I'm not worried about the WAN link side, more the wireless side because if a client starts downloading at 800Mbps sustained, there is a CPU spike.
Yes, hAP AC2 and AC3 are better choices because of the better CPU but the dedicated SFP port on hAP AC is hard to miss for 1Gbps fibre setups.

Either way, I will stress the setup and optimise the firewall rules as best as possible.
The last thing I want to do is introduce queues for bandwidth shaping because that negates the point of 1Gbps fibre lol.
I think it'll be okay but estimating full use, roughly 200Mbps per VLAN on Ethernet, 2.4GHz, 5GHz and their VAP's, I foresee CPU as the bottleneck.
Still not a good enough reason to upgrade for him though.
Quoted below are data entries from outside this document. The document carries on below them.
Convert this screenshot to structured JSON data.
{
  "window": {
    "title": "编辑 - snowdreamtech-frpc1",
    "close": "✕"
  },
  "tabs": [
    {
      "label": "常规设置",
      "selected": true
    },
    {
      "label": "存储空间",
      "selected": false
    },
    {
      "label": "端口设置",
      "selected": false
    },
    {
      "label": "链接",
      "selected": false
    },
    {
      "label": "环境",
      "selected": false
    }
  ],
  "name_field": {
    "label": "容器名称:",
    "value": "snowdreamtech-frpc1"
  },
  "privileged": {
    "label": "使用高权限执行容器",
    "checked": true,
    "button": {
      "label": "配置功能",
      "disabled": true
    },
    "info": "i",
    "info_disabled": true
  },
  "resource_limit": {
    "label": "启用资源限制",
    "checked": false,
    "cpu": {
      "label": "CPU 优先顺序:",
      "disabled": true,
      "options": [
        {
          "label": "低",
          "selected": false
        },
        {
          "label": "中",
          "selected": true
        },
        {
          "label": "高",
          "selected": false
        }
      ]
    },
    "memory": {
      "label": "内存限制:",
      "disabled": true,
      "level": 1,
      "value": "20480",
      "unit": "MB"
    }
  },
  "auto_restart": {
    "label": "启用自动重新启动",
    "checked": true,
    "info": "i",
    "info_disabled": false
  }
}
If this were my setup, I would build it better with an RB4011iGS+RM (that's just me overdoing it )
but I'm opting not to upgrade because there's no practicality for him to justify the cost. Maybe I'll mod the case and install a heatsink and tiny fan to give it some longevity.

Or do something like these.
https://www.reddit.com/r/homelab/commen ... 5_run_hot/
https://www.reddit.com/r/mikrotik/comme ... drop_from/

Hi, I have a doubt. I have a network, separated by VRF for management and web access. But I have a problem is that I have ping between VRFs, for example: I have a router that contains the two vrfs (vrf1 and vrf2) each vrf has its own different network and the gateways are in router. Now if I have a pc on vrf1 with network 1 and I make the vrf2 gateway this ping is possible. This is counterintuitive because I understand that the vrfs are in different routing domains. And also if I ping vrf1's PC from vrf2 with a source from its own network, I can reach it. Please help.